Con le pronunce citate, infatti, si è detto che, in caso “di contestazione dell’atto comunicato a mezzo raccomandata, l’onere di provare che il plico non conteneva l’atto stesso, ovvero che ne conteneva uno diverso da quello spedito, grava sul destinatario in forza della presunzione di conoscenza di cui all’art. 1335 c.c., fondata sulle univoche e concludenti circostanze della spedizione e dell’ordinaria regolarità del servizio postale. Tale conclusione discende altresì dal cosiddetto “principio di vicinanza della prova” poichè, una volta effettuata la consegna del plico per la spedizione, esso fuoriesce dalla sfera di conoscibilità del mittente e perviene in quella del destinatario, il quale può dunque dimostrare che al momento del ricevimento il plico era privo di contenuto (o ne aveva uno diverso). In altri termini, conformemente a quanto statuito da questa stessa Sezione (Cass., Sez. 5, Sentenza n. 16528 del 22/6/2018; Cass., Sez. 5, Sentenza n. 33563 del 28/12/2018), “la prova dell’arrivo della raccomandata fa presumere l’invio e la conoscenza dell’atto, mentre l’onere di provare eventualmente che il plico non conteneva l’atto spetta non già al mittente, bensì al destinatario (da ultimo Cass. n. 30787/19) e precedenti ivi citati.

Anche questo motivo va respinto, atteso che il destinatario non ha offerto la prova della presunta difformità.

– 2. Con il secondo motivo si deduce l’omesso esame di un prospetto determinativo degli interessi nell’intimazione di pagamento e si solleva la censura di cui all’art. 360 c.p.c., comma 1, n. 5.

La censura non è fondata.

Il calcolo degli interessi, nel caso, riguarda una intimazione e non la cartella di pagamento, che fa necessario riferimento al calcolo precedente per cui non è necessario adottare una specifica motivazione sul punto.

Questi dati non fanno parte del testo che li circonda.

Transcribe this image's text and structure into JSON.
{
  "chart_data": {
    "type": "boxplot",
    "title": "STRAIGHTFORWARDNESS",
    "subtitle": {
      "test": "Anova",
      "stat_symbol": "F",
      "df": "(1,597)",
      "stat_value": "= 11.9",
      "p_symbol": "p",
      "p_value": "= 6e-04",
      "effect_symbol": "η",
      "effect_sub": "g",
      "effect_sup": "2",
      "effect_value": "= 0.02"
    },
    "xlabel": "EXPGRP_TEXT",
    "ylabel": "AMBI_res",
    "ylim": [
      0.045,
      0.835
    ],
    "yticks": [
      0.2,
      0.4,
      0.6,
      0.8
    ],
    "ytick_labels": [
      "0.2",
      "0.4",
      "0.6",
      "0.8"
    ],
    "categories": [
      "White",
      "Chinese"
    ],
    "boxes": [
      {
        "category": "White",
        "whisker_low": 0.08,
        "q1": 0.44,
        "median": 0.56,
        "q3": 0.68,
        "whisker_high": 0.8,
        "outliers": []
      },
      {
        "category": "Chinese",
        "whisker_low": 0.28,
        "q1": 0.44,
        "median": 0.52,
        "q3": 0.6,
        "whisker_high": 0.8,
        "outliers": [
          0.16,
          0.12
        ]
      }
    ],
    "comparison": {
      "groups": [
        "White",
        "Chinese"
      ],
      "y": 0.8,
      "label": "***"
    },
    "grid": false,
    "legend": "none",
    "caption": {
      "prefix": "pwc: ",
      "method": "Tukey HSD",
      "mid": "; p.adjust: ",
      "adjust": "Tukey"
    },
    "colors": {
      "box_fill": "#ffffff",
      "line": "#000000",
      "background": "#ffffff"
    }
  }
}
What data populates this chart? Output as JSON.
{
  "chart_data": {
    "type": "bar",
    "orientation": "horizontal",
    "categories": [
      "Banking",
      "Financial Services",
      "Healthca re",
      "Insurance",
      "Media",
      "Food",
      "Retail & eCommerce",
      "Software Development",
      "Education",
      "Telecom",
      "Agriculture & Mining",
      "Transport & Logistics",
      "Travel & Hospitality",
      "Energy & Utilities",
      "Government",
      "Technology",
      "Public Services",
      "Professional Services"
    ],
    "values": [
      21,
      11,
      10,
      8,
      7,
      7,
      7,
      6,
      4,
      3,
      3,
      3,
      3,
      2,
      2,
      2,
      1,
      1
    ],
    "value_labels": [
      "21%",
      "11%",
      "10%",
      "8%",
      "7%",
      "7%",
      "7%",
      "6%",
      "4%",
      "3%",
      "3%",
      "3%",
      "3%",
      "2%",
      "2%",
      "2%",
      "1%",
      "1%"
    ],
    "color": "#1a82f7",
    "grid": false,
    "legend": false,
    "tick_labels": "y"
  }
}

-3. L’ultimo motivo, attinente alla mancata indicazione della Commissione Tributaria competente e ai termini entro i quali proporre ricorso non è fondato.

Sul punto va osservato che l’intimazione non omette tale indicazione ma fa riferimento alla possibilità di “presentare ricorso alle medesime autorità (Commissioni Tributarie, Tribunali Amministrativi Regionali, Autorità Giudiziaria) e con le stesse modalità e gli stessi termini del ricorso contro i vizi propri della cartella…”. Si tratta come è evidente non di una indicazione omessa, che come tale determinerebbe nullità, ma di una indicazione “de relato”, con riferimento ad altro atto la cartella di pagamento), sicuramente noto alla contribuente. Si tratta di una mera irregolarità e non di una causa di invalidità.

Inoltre, questa Corte ha precisato che “La mancata indicazione nell’avviso di pagamento della tassa per lo smaltimento dei rifiuti solidi urbani del termine di impugnazione e dell’organo dinanzi al quale può essere proposto ricorso, prevista dalla L. n. 241 del 1990, art. 3, comma 4, non infida la validità dell’atto, anche dopo l’entrata in vigore della L. n. 2121 del 2000, art. 7, ma comporta, sul piano processuale, il riconoscimento della scusabilità dell’errore in cui sia eventualmente incorso il ricorrente, con conseguente riammissione in termini per l’impugnativa, ove questa sia stata tardivamente proposta.” (Cass. n. 301/2018)

In ogni caso, l’eventuale difficoltà ad individuare l’autorità competente (che nel caso in esame non si è verificata) avrebbe giustificato una richiesta di rimessione in termini.

Il ricorso va, pertanto, respinto.

La Corte, con la presenza del Presidente Dott. De Masi e con la presenza, da remoto, degli altri componenti.

PQM

Respinge il ricorso. Nulla spese. Ai sensi del D.P.R. n. 115 del 2002, art. 13, comma 1 quater, dà atto della sussistenza dei presupposti per il versamento da parte del ricorrente dell’ulteriore importo a titolo di contributo unificato pari a quello dovuto per il ricorso principale a norma dello stesso art. 13, comma 1 bis, se dovuto.

Così deciso in Roma, il 21 luglio 2020.